ステージ・サロン系マジックに関し、日本語の一般書店に並んでいた書籍は限られます。シルクマジック大事典シリーズ(全6巻)はかつて本当に一般書店で販売されていたのが信じられないようなシリーズです。当然のことながら、再販されることもなく、絶版となっております。
 6冊並べると約18㎝の厚さとなり圧倒されます。正直言うと、マジック入門者が見るようなものではないと思いますが、あまり本書について言及したブログ等を見たことがないので、細々と述べていきます。


シルクマジック大事典1、ハロルド・R・ライス著、二川滋夫訳、東京堂出版、1995


英語の原著では4分冊で、最初の巻は1948年に出版され、最後の4巻目は1993年に出版されたものです。 ということで、最初の方の内容はもはや約70年前の内容となり、日本語訳が出版されてからでさえ20年近く経過しているので、内容が現代に合っていないところも存在します。
原著の4巻目はハロルド・R・ライス氏の死後、マーク・トリンブル氏が原著1~3巻で書き漏らした内容や補足を加え、全内容の索引を付けた巻となっております。

まずは日本語翻訳版1巻について説明します。
さすがに翻訳も複数で分担して、二川氏が最後に調整するという形をとっております。なんとわずか2年で日本語訳を全巻完成させてしまうという突貫工事ぶりです。
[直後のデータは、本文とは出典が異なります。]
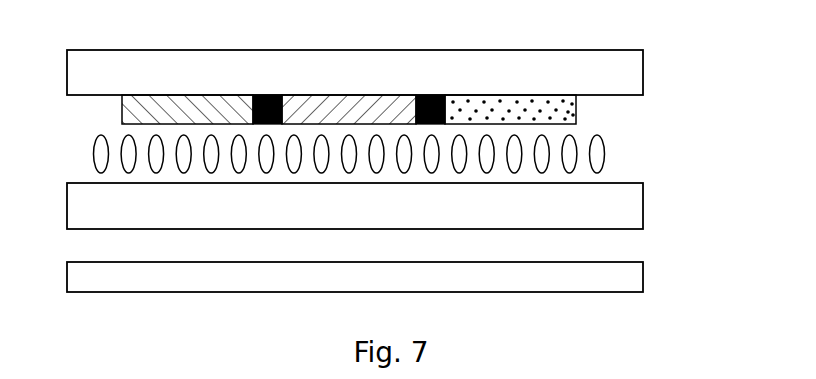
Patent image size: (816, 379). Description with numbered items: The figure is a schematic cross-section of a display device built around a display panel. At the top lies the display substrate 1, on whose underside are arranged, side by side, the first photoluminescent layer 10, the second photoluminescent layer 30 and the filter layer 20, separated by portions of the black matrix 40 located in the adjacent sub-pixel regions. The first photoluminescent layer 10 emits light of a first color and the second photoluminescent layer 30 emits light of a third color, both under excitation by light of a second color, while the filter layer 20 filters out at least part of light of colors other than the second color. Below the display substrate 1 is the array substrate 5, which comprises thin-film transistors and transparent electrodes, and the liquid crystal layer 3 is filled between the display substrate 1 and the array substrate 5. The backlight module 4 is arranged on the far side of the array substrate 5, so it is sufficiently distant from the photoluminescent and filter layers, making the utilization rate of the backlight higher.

The display substrate 1 is at (376, 73).
The first photoluminescent layer 10 is at (202, 112).
The black matrix 40 is at (266, 97).
The second photoluminescent layer 30 is at (355, 112).
The filter layer 20 is at (495, 98).
The liquid crystal layer 3 is at (605, 153).
The array substrate 5 is at (603, 207).
The backlight module 4 is at (603, 272).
内容的には最初にシルクに関する知識、シルクの染色、シルクの折り方といった基本的内容が記載されております。当時でもショップでシルクも各種サイズ・色の物を購入できたようですが、自分で染めるための方法とか、どんだけマニアックなんだ、という内容が含まれております。

そして、実際のマジック紹介では、シルクを1枚から複数枚まで道具を使う・使わない方法にて出現させる方法を大量に解説してあります。絵は相当数使われているので、イメージはしやすいと思いますが、DVD動画に慣れている現在の方にはまどろっこしいかもしれません。

道具を使って大量にシルクを出す項目では、シルク以外にも使えそうな道具が多数紹介されていますので、本書を参考に道具を作ってみると、独自のマジックが構成できるかもしれません。

1巻最後はシルクの消失方法が各種ギミックとともに紹介されています。よくもこんなに色々な道具があるものだと感心します。


ということで、既にマジック入門の領域を逸脱しているので、入門者の方は購入必要ありませんが(というより、既に入手が困難です)、興味を持った方は根性で探し出して、マニアの道へ突き進んでいってください。
某元マジックショップオーナーのように『女房を質に入れてでも買ってください・・・なんてことは絶対ないです。